This should be a video on your YouTube channel. lol.


----------



## Aran (6 mo ago)

I do not post on YouTube or post many pics on the internet. I do know we do a lot of odd things on our farm that a lot of people would like to see.


----------



## Hayjosh (Mar 24, 2016)

I think he’s referring to my channel.


----------



## Aran (6 mo ago)

Sorry


----------



## RockmartGA (Jun 29, 2011)

Aran said:


> There are plenty of stuff on YouTube if you search "putting up loose trolley". We did build our farm infrastructure so it's all modernize, but 99% of the of the same ideas the farmers used to do and we put a different spin on.


I think there were some vintage photos on HayTalk about similar style hay barns. As I recall, the barn had a false floor with space for airflow. Interesting stuff....


----------



## Hayjosh (Mar 24, 2016)

ttazzman said:


> Sounds like you were done doing hay and now you have a reason/excuse.....sometimes that is what it takes to makes a change .....it took some issues for me to retire a while back now that is behind me I am glad but it was hard to change at the time....someone else will do the hay life will go on ...enjoy the grandkids...I do.....I do hay as a hobby and for tax purposes


This was really the first year I haven't been motivated and passionate about doing hay. But my daughter is also nearing two so she's at a fun age and I'd rather spend the time being with her. This past weekend I hardly saw her. I am just going to cut back a lot so I can still get my fix but have more time back.

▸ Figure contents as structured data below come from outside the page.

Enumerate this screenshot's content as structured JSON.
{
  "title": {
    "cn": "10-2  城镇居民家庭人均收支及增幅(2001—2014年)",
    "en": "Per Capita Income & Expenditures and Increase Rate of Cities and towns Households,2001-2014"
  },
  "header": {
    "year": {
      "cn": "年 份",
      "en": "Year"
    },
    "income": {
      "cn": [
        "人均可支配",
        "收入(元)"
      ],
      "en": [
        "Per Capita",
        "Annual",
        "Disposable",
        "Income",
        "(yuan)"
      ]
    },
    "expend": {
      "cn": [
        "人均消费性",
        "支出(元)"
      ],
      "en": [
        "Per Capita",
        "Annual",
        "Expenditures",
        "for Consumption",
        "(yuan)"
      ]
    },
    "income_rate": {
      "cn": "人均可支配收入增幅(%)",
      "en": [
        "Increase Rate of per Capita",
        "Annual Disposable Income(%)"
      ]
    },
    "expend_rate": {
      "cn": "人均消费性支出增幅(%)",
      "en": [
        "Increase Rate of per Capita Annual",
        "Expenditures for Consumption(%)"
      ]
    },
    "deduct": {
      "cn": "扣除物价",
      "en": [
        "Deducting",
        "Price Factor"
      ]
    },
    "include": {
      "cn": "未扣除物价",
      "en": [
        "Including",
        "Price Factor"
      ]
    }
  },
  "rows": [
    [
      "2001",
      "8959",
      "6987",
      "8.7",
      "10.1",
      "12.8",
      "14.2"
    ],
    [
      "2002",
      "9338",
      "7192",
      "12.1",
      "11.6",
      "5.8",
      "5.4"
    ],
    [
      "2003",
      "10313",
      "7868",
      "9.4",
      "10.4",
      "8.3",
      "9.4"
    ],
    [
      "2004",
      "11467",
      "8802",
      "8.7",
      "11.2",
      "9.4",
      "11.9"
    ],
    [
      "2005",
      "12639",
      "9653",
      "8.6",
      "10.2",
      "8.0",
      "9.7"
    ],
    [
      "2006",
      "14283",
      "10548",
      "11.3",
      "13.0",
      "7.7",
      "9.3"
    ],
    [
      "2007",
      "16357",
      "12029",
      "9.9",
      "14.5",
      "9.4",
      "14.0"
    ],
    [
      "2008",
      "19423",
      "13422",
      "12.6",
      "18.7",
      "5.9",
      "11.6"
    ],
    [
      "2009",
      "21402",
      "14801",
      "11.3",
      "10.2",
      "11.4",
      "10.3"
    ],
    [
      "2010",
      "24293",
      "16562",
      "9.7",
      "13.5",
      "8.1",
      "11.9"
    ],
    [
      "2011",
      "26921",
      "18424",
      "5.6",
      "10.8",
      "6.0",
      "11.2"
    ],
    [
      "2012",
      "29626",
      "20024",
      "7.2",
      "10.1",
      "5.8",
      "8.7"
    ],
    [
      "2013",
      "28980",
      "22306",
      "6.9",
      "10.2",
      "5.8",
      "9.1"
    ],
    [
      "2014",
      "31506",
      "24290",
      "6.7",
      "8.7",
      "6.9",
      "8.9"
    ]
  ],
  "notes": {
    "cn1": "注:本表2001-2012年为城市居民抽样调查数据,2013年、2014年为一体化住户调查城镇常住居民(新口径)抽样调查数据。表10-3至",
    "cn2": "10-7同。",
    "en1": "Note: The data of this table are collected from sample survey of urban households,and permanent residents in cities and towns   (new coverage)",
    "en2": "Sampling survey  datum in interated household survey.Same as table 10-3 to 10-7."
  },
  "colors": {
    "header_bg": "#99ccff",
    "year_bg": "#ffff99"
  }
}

I've dumped some fields, customers, and equipment. But I work full time, just one guy, so this was still more of a hobby and side business for me.


----------



## Markpnw (Dec 27, 2019)

I went over to round bales just for that reason. Occasionally I’ll make 100squares to test my small baler and that’s about it. I work a full time job and it does get rough farming 100acres and feeding cattle at the same time.


----------



## calico190xt (9 mo ago)

I bought a hay accumulator/grapple just for this situation when I couldn't find help as I have a day job. However, you had many things working against you. Not 1 but 2 balers broke, rain coming and no help. I had a day like that earlier this year and had my 2 small square balers not working and borrowed a third. Round baler PTO shaft broke too. So, I was thinking to myself, why do I do this? Normally, I also use the round baler as my last resort but it was down. Small squares maximize the money though so that's why we do them as first choice.

My dream to avoid your situation is to get a dry van semi trailer, load in the field with a grapple, drive home without worrying about the unloading process. I have about 2 years to acquire the equipment to make that happen and then my son will most likely be gone or I will have to cut back too. Enjoy your early hay retirement and your daughter! You seem passionate about hay so it may not stick forever.


----------



## slowzuki (Mar 8, 2011)

Lost a hay customer this year as the big dairy boys had extra hay and are dumping squares for 2$ and rounds for 20$. Decided to put 50 acres or so into beans next year.


----------



## calico190xt (9 mo ago)

I don't think those prices are sustainable and are below what it costs to bale so that customer may enjoy it this year, but it won't be that price next year. Is that Canadian dollars too? Yikes!


----------



## slowzuki (Mar 8, 2011)

Yup Canadian dollars. Something like 23$ Cdn of fertilizer this year in 500 lb bale, tried talking to some of these cheap guys but they fertilize with manure mostly and don’t seem to care about the diesel or equipment cost etc. All the cash small guys had extra to sell too for cheap. Frustrating but it’s the market. I’m sure beans will crash before next season too now lol

Edit - we won’t drop any customers- we had extra land btw



calico190xt said:


> I don't think those prices are sustainable and are below what it costs to bale so that customer may enjoy it this year, but it won't be that price next year. Is that Canadian dollars too? Yikes!


----------



## rjmoses (Apr 4, 2010)

I bale and feed rounds myself and buy 150 squares a year. Just too hard to get help nowadays. But one secret that worked---hire two young, attractive girls as part of the crew and tell the boys the girls can out work them. Those bales will be flying 30 feet, two at a time.

Ralph


----------



## RockmartGA (Jun 29, 2011)

rjmoses said:


> I bale and feed rounds myself and buy 150 squares a year. Just too hard to get help nowadays. But one secret that worked---hire two young, attractive girls as part of the crew and tell the boys the girls can out work them. Those bales will be flying 30 feet, two at a time.
> 
> Ralph


LOL. I had two daughters and during their teen years, an occasional boyfriend would want to prove themselves to Dad (me). Of course, I always took advantage of any free labor.


----------



## FarmGirl (May 13, 2019)

Many guys out here dealing with the same. gave up, sold everything off. We had 5 teens (ours), could only get 2 of them to work. We built a farm when they were 8-16 yrs old, so it wasn't like they grew up here. let me tell ya, it's q QUICK way to drive your kids out of the house, and that was only doing 10 acres 2x a year!

We began switching to christmas trees (FAAAAAR better returns per acre) and suddenly all the kids (now mostly grown) popped in to help. Funny how that went. Anyway, once the last kid left for good we bought a grapple accumulator. I hate that thing, but it's cheap and it stacks everything nice. Previously used hay carts, and dumped at the barn while kids loft stacked with the elevator.


----------



## MTB98 (Feb 13, 2021)

I must be the odd one out with a kid who likes doing hay. Hay makes cattle grow, cattle make steaks. Seems like a good trade to me!


----------